1. Outlook Online and Exchange Server's code base has been separated for a few years now, this means that Exchange Server is unlikely to receive feature updates. If this matters to you

 

2. While setting up my Exchange Server, I realized the hassle of running a mail server on my own - disaster recovery, redundancy, automated backups, WAN failover, to name a few, are too much trouble. I ended up signing up with Zoho Mail.  <Disclaimer: I'm a Zoho Workplace reseller>. Their free tier allows custom emails for upto 5 users @ 5GB per user. If you need more than 5 users, upgrading only costs 1USD/user/month and gives you 10GB of storage.

 

3. You said you'll have another internet line coming in, will it also have a static IP? If so, you'll have to have DNS failover that automagically switches the target IP should the primary go down.

 

 

While writing #3, it occurred to me that DDNS might work with the IP switching problem. Gonna try this out when i have time.

[NelizMastr]

15 hours ago, aaronf15 said:

I'm doing it because I want to cut monthly costs that I'm paying at the moment to Microsoft for their hosted mailboxes.

 

You'll need a lot of mailboxes before this endeavour makes sense.

 

You need to have both Exchange CALs and Windows Server CALs for all possible users accessing a mailbox or any other resource on said server(s)

You need a license for your Exchange server

You need a license for all Windows instances you're using

You need to also keep in mind Exchange 2019 will go end of life in 2025, there probably won't be an on-prem Exchange after that. 

 

So can you justify the few thousand dollars of upfront cost to go back to your original situation in 3,5 years? 

 

If not, forget about it. The $3 a month for a user mailbox won't break the bank.

 

[aaronf15]

8 hours ago, NelizMastr said:

You'll need a lot of mailboxes before this endeavour makes sense.

 

You need to have both Exchange CALs and Windows Server CALs for all possible users accessing a mailbox or any other resource on said server(s)

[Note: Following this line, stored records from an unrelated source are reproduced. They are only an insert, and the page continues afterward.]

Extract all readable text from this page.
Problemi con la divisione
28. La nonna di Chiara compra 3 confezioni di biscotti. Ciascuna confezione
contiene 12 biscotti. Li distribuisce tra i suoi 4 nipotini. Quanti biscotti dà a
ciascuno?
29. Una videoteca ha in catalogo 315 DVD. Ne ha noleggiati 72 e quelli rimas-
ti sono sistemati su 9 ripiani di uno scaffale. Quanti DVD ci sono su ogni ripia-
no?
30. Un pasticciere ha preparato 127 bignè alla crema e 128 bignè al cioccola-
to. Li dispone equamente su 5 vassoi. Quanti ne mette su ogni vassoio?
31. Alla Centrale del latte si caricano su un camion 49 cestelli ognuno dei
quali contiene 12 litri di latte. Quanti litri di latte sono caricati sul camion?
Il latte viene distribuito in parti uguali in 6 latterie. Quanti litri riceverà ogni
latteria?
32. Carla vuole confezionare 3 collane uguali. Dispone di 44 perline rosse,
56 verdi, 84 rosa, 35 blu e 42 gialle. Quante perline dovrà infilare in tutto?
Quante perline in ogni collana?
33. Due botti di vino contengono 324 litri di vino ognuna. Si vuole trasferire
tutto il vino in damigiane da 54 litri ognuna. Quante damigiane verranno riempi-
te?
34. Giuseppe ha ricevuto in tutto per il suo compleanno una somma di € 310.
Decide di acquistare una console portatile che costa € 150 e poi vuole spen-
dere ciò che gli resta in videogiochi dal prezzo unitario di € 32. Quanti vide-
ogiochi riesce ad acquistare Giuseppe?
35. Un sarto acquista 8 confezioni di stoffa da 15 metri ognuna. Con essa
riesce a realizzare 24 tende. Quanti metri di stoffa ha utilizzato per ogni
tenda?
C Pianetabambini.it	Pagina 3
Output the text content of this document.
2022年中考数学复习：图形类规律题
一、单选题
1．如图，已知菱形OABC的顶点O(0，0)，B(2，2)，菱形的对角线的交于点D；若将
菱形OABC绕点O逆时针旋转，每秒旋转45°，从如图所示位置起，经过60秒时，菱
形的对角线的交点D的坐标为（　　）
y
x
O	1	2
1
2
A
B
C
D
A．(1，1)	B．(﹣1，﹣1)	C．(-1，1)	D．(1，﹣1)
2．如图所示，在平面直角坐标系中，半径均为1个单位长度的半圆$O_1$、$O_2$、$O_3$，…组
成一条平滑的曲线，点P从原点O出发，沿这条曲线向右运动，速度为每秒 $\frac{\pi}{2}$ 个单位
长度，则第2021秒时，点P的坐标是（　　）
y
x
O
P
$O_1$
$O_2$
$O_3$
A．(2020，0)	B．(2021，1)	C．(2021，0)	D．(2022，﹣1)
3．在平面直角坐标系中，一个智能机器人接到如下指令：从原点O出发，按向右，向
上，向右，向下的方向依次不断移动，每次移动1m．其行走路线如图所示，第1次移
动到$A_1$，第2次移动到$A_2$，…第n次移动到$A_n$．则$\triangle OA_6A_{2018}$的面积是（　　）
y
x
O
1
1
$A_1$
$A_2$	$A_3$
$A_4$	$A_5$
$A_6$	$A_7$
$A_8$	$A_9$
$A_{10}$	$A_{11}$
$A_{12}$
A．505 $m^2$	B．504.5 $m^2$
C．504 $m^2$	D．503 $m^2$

You need a license for your Exchange server

You need a license for all Windows instances you're using

You need to also keep in mind Exchange 2019 will go end of life in 2025, there probably won't be an on-prem Exchange after that. 

 

So can you justify the few thousand dollars of upfront cost to go back to your original situation in 3,5 years? 

 

If not, forget about it. The $3 a month for a user mailbox won't break the bank.

 

Every 180 days for Windows server i will just renew the trial license by running the command. What happens if I dont license exchange server?